Near-critical magnetic fields in Kepler red giants

TL;DR

This study detects and characterizes near-critical magnetic fields in the cores of Kepler red giants, revealing their potential origin and impact on internal stellar processes through non-perturbative modeling of oscillation spectra.

Contribution

It introduces a non-perturbative formalism to analyze magnetic effects on mixed mode frequencies, enabling detailed characterization of core magnetic fields in red giants.

Findings

Strong magnetic fields (100-700 kG) confined below the H-burning shell.

Good spectral fits achieved by identifying mode components as m=0 and m=1.

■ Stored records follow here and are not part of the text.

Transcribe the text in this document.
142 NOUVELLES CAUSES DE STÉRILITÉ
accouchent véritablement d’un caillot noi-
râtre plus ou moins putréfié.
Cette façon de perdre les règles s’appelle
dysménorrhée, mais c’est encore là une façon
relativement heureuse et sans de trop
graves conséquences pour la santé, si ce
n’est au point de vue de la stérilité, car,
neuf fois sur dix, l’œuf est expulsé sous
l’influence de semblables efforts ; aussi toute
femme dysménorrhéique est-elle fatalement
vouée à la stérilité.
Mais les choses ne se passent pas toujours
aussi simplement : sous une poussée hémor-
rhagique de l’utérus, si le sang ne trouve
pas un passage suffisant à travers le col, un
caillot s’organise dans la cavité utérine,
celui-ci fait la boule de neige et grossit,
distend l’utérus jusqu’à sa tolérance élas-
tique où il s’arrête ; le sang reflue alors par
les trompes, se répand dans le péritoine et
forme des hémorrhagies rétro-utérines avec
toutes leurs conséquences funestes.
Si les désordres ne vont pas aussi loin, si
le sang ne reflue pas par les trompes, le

Detected fields likely generated by main-sequence dynamo action.

Abstract

The recent seismic detection of magnetic fields in red giants cores has given the opportunity to characterize these fields, potentially giving information about their origin and their role in the internal transport of angular momentum. We detect strong deviations from the regular pattern of g-mode periods in eight Kepler red giants showing $l=1$ doublets. In three of these stars, the modes show partial suppression. We investigate the magnetic origin of these features and determine the characteristics of the core fields that can produce such signatures. We need to invoke strong, near-critical fields. Assessing the effects of such fields on the mixed mode frequencies requires a non-perturbative approach. We use and adapt a formalism that was recently proposed following a similar development as the traditional approximation for rotation (TAR). We then compute asymptotic expressions of mixed mode frequencies including magnetic effects and attempt to reproduce the observed oscillation spectra. We show that for near-critical fields, information can be obtained about the radial profile of the radial field $B_r$, as opposed to weaker fields for which only a weighted average of $B_r^2$ can be measured. For the eight targets, we find that the $l=1$ doublets cannot be identified as the $m=\pm1$ components. Instead, we show that very good fits to all the observations can be obtained by identifying the two components as $m=0$ and $m=1$. These solutions correspond to fields with intensities ranging from 100 to 700 kG that are confined well below the H-burning shell. Our best-fit models for the eight stars have low masses (1.1-1.2 $M_\odot$) and the maximal size of their convective core during the main sequence approximately corresponds to the radial extent of the measured magnetic fields. The detected fields could thus have been generated by dynamo action in the main-sequence convective core.